The Magellan Infrastructure Fund is a global stock portfolio made up of 45% utility companies, 40% infrastructure, such as toll roads and airports, and 15% cash. The fund was down 18.9% over the three months to the end of March 2020.

Stack says that within the sector there have been some big disparities. Airport stocks fell more than 40% during the March quarter, toll roads lost around 25% and energy infrastructure was down 12%. Communications infrastructure rose 4%.

“The problem for airports, toll roads and rail segments is that they face significant short-term declines in patronage. With airports and toll roads, we expect a significant drop in passenger movements and car trips but we assess that our companies have sufficient cash flow and liquidity to cope.

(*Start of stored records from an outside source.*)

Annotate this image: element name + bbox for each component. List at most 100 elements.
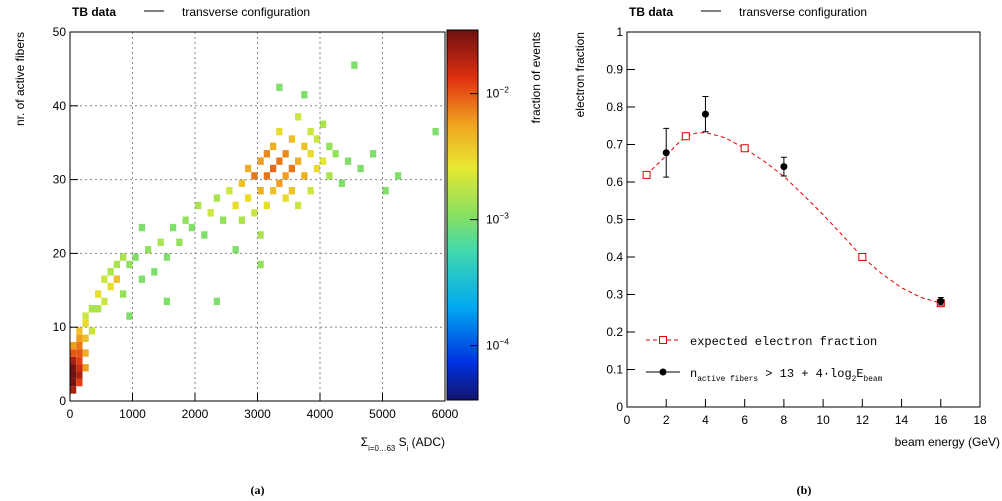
x-axis-title: beam energy (GeV) xyxy=(895,435,1000,449)
heat-cell xyxy=(276,83,283,92)
heat-cell xyxy=(138,223,145,232)
heat-cell xyxy=(276,179,283,187)
legend-label-part: 2 xyxy=(852,376,857,384)
heat-cell xyxy=(276,157,283,165)
heat-cell xyxy=(82,349,89,357)
heat-cell xyxy=(107,282,114,291)
y-tick-label: 0.2 xyxy=(606,325,623,339)
y-tick-label: 0 xyxy=(59,394,66,408)
heat-cell xyxy=(301,91,308,99)
x-tick-label: 16 xyxy=(934,413,948,427)
heat-cell xyxy=(76,356,83,365)
heat-cell xyxy=(338,179,345,187)
heat-cell xyxy=(282,194,289,202)
heat-cell xyxy=(70,341,77,350)
y-tick-label: 40 xyxy=(53,99,67,113)
x-axis-title: Σi=0…63 Si (ADC) xyxy=(361,435,445,453)
header-label: TB data xyxy=(629,5,673,19)
y-tick-label: 0 xyxy=(616,400,623,414)
heat-cell xyxy=(157,238,164,247)
heat-cell xyxy=(120,253,127,261)
heat-cell xyxy=(101,275,108,283)
heat-cell xyxy=(76,327,83,335)
legend-label-part: n xyxy=(690,367,697,381)
heat-cell xyxy=(257,186,264,195)
z-tick-label: 10−2 xyxy=(486,85,509,101)
legend-marker xyxy=(659,336,667,344)
heat-cell xyxy=(107,268,114,276)
heat-cell xyxy=(263,201,270,210)
heat-cell xyxy=(76,371,83,379)
heat-cell xyxy=(395,172,402,180)
colorbar xyxy=(446,29,479,401)
heat-cell xyxy=(432,127,439,136)
header-label: TB data xyxy=(72,5,116,19)
heat-cell xyxy=(313,135,320,143)
heat-cell xyxy=(301,142,308,151)
z-tick-base: 10 xyxy=(486,213,500,227)
expected-marker xyxy=(642,170,651,179)
heat-cell xyxy=(70,378,77,387)
y-tick-label: 0.9 xyxy=(606,63,623,77)
heat-cell xyxy=(382,186,389,195)
heat-cell xyxy=(138,275,145,283)
x-tick-label: 3000 xyxy=(244,407,271,421)
heat-cell xyxy=(176,238,183,247)
y-tick-label: 10 xyxy=(53,320,67,334)
heat-cell xyxy=(213,297,220,306)
heat-cell xyxy=(238,179,245,187)
heat-cell xyxy=(201,231,208,239)
heat-cell xyxy=(263,150,270,158)
data-point xyxy=(662,149,670,157)
expected-marker xyxy=(681,132,690,141)
data-point xyxy=(937,297,945,305)
heat-cell xyxy=(82,312,89,320)
heat-cell xyxy=(76,378,83,387)
x-axis-title-part: S xyxy=(395,435,406,449)
x-tick-label: 1000 xyxy=(119,407,146,421)
y-tick-label: 20 xyxy=(53,246,67,260)
heat-cell xyxy=(113,260,120,269)
legend-label: expected electron fraction xyxy=(690,335,877,349)
heat-cell xyxy=(120,290,127,298)
heat-cell xyxy=(82,364,89,372)
header-entry: transverse configuration xyxy=(182,5,310,19)
legend-label-part: > 13 + 4·log xyxy=(758,367,852,381)
heat-cell xyxy=(226,186,233,195)
x-tick-label: 4 xyxy=(702,413,709,427)
y-axis-title: electron fraction xyxy=(573,32,587,117)
heat-cell xyxy=(295,113,302,121)
heat-cell xyxy=(263,172,270,180)
y-tick-label: 0.1 xyxy=(606,363,623,377)
heat-cell xyxy=(288,164,295,173)
y-tick-label: 50 xyxy=(53,25,67,39)
heat-cell xyxy=(270,142,277,151)
heat-cell xyxy=(232,246,239,254)
legend-label-part: active fibers xyxy=(697,376,758,384)
heat-cell xyxy=(113,275,120,283)
x-axis-title-part: Σ xyxy=(361,435,368,449)
heat-cell xyxy=(163,253,170,261)
heat-cell xyxy=(70,371,77,379)
expected-curve xyxy=(646,131,941,304)
heat-cell xyxy=(82,334,89,342)
z-tick-base: 10 xyxy=(486,339,500,353)
x-tick-label: 0 xyxy=(624,413,631,427)
heat-cell xyxy=(82,319,89,328)
heat-cell xyxy=(76,364,83,372)
x-tick-label: 6 xyxy=(741,413,748,427)
heat-cell xyxy=(276,127,283,136)
heat-cell xyxy=(70,386,77,394)
y-axis-title: nr. of active fibers xyxy=(13,32,27,126)
expected-marker xyxy=(858,253,867,261)
heat-cell xyxy=(238,216,245,224)
heat-cell xyxy=(332,150,339,158)
heat-cell xyxy=(70,349,77,357)
x-axis-title-part: i xyxy=(407,444,409,453)
data-point xyxy=(701,110,709,118)
heat-cell xyxy=(307,150,314,158)
heat-cell xyxy=(313,164,320,173)
heat-cell xyxy=(76,341,83,350)
expected-marker xyxy=(740,144,749,153)
legend-marker xyxy=(659,368,667,376)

“If you take the 41% drop for airport operators for the March quarter, we estimate that investors are pricing in something like a six-month interruption in passenger numbers, followed by a slow recovery. If the interruption is shorter then airport stocks could claw back some of their losses.”

Stack says demand patterns for transport infrastructure have historically been consistent and predictable but current circumstances are extraordinary.

“We have reviewed the balance sheets and forecast cash flows for the companies in our portfolio. Our companies are generally in strong positions in terms of solvency for at least the next six months,” he says.

RARE Infrastructure co-founder and senior portfolio manager, Nick Langley, says: “Since the current selldown began in February, regulated sectors, such as electric and water utilities, have help up well compared with equities. However, the impact of the shutdown on transport assets such as airports and toll roads has affected these companies sharply.”

RARE’s most defensive portfolio is its Infrastructure Income Fund, which has a bias to utility sectors. Electric, gas and water utilities make up 85% of the holdings in the portfolio.

Langley says earnings are linked to the underlying asset base, rather than the economic cycle. “So, while stock prices of these companies may be affected by board market sell-offs, their resilient earnings and cash flow profile gives us confidence that the stock price will bounce back once fundamentals become the key driver again.”

The Infrastructure Income Fund fell 4.1% in February. The S&P Global Infrastructure Index was down 9% over the same period.